Tim’s Daily Bread Devotional 7.31.21

By July 31, 2021Daily Bread

Thank you for sharing this early moment of your day with me, with God, and with the thoughts and words of this reading that I hope you will carry with you throughout the coming day and night.

Today’s Scripture:

James 4:13-17 New Revised Standard Version (NRSV)
Boasting about Tomorrow

13 Come now, you who say, “Today or tomorrow we will go to such and such a town and spend a year there, doing business and making money.” 14 Yet you do not even know what tomorrow will bring. What is your life? For you are a mist that appears for a little while and then vanishes. 15 Instead you ought to say, “If the Lord wishes, we will live and do this or that.” 16 As it is, you boast in your arrogance; all such boasting is evil. 17 Anyone, then, who knows the right thing to do and fails to do it, commits sin.

Tim’s Devotional Reflection for Today

“You do not even know what tomorrow will bring.”  Those words of James always ring true, but perhaps they ring louder in difficult, uncertain times.  During the global pandemic nearly everyone scrapped plans—in some cases plans made a year or two earlier with reservations made and deposits paid.  It brought home in dramatic ways what we already knew:  we do not know what tomorrow will bring.

Through my more than forty years of ministry as a pastor I have seen harsh reminders that the future is uncertain:  someone is killed in a car crash, another is diagnosed with a terminal illness, a financial “sure thing” falls through, a relationship ends in betrayal.  Too many times I have heard someone say, “I didn’t see it coming.”  We don’t know what tomorrow will bring.

Not only that, James reminds us poetically that our lives are brief: “you are a mist that appears for a little while and then vanishes.”  He then says, in effect, that we ought to add that phrase we sometimes add when talking about our plans: “God willing.”

So what do we do with this description of our reality?  It is the last sentence that stands out in relation to the uncertainty of the future and the brevity of our lives.  What do we do today, since today is the only day we can reasonably be sure we have?  We can put that into three simple words from verse seventeen:  the right thing.

There is a lot of theology woven into hymns.
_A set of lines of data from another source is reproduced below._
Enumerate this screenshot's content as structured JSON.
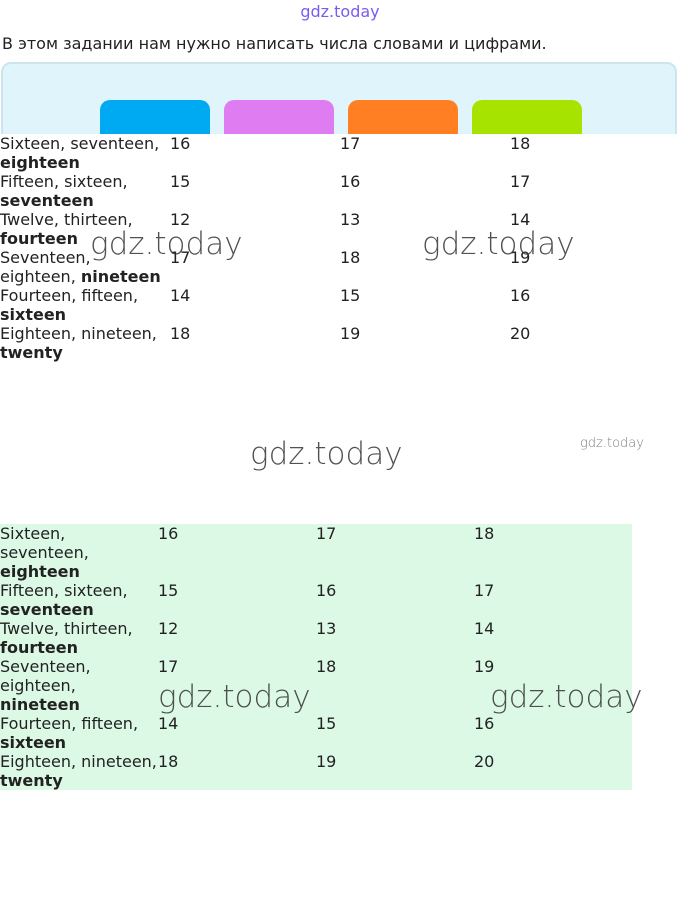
{
  "header": {
    "watermark": "gdz.today",
    "intro": "В этом задании нам нужно написать числа словами и цифрами."
  },
  "table_1": {
    "rows": [
      [
        {
          "text": "Sixteen, seventeen,",
          "bold": "eighteen"
        },
        "16",
        "17",
        "18"
      ],
      [
        {
          "text": "Fifteen, sixteen,",
          "bold": "seventeen"
        },
        "15",
        "16",
        "17"
      ],
      [
        {
          "text": "Twelve, thirteen,",
          "bold": "fourteen"
        },
        "12",
        "13",
        "14"
      ],
      [
        {
          "text": "Seventeen, eighteen,",
          "bold": "nineteen"
        },
        "17",
        "18",
        "19"
      ],
      [
        {
          "text": "Fourteen, fifteen,",
          "bold": "sixteen"
        },
        "14",
        "15",
        "16"
      ],
      [
        {
          "text": "Eighteen, nineteen,",
          "bold": "twenty"
        },
        "18",
        "19",
        "20"
      ]
    ]
  },
  "table_2": {
    "rows": [
      [
        {
          "text": "Sixteen, seventeen,",
          "bold": "eighteen"
        },
        "16",
        "17",
        "18"
      ],
      [
        {
          "text": "Fifteen, sixteen,",
          "bold": "seventeen"
        },
        "15",
        "16",
        "17"
      ],
      [
        {
          "text": "Twelve, thirteen,",
          "bold": "fourteen"
        },
        "12",
        "13",
        "14"
      ],
      [
        {
          "text": "Seventeen, eighteen,",
          "bold": "nineteen"
        },
        "17",
        "18",
        "19"
      ],
      [
        {
          "text": "Fourteen, fifteen,",
          "bold": "sixteen"
        },
        "14",
        "15",
        "16"
      ],
      [
        {
          "text": "Eighteen, nineteen,",
          "bold": "twenty"
        },
        "18",
        "19",
        "20"
      ]
    ]
  },
  "watermarks": [
    "gdz.today",
    "gdz.today",
    "gdz.today",
    "gdz.today",
    "gdz.today",
    "gdz.today"
  ]
}
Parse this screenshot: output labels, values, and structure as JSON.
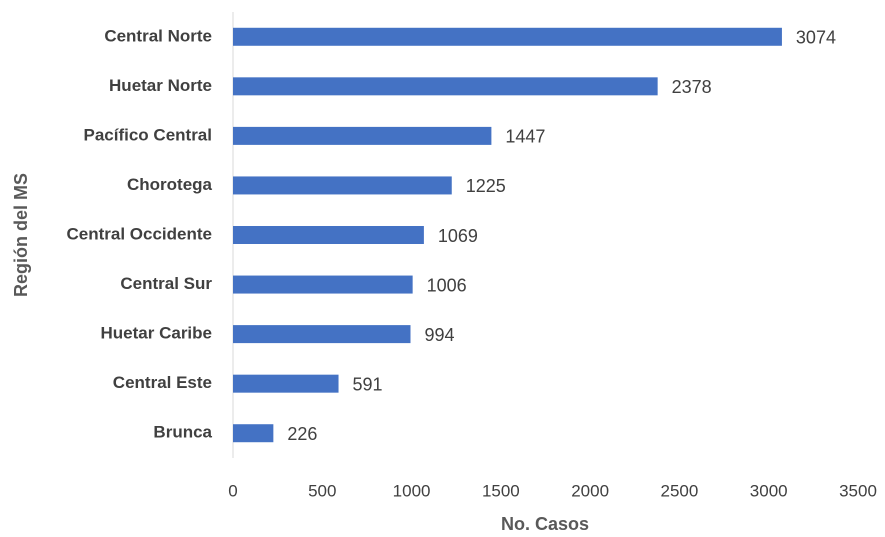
{
  "chart_data": {
    "type": "bar",
    "orientation": "horizontal",
    "xlabel": "No. Casos",
    "ylabel": "Región del MS",
    "categories": [
      "Central Norte",
      "Huetar Norte",
      "Pacífico Central",
      "Chorotega",
      "Central Occidente",
      "Central Sur",
      "Huetar Caribe",
      "Central Este",
      "Brunca"
    ],
    "values": [
      3074,
      2378,
      1447,
      1225,
      1069,
      1006,
      994,
      591,
      226
    ],
    "color": "#4472c4",
    "xlim": [
      0,
      3500
    ],
    "xticks": [
      0,
      500,
      1000,
      1500,
      2000,
      2500,
      3000,
      3500
    ],
    "grid": false
  }
}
To enhance today’s reading, I recommend listening to “O God, Our Help in Ages Past”.

O God, our help in ages past,
our hope for years to come,
our shelter from the stormy blast,
and our eternal home;

under the shadow of your throne
your saints have dwelt secure.
Sufficient is your arm alone,
and our defense is sure.

Before the hills in order stood,
or earth received its frame,
from everlasting you are God,
to endless years the same.

A thousand ages in your sight
are like an evening gone,
short as the watch that ends the night
before the rising sun.

Time, like an ever-rolling stream,
soon bears us all away.
We fly forgotten, as a dream
dies at the op’ning day.

O God, our help in ages past,
our hope for years to come,
still be our guard while troubles last,
and our eternal home.

I hope you will take a few moments to let the words of this message and the emotion that always connects us to music connect with your soul. I am so grateful for you, for our church, and for the Love that will see us all through this very difficult time. Please stay safe and well and we’ll be together again in spirit tomorrow morning!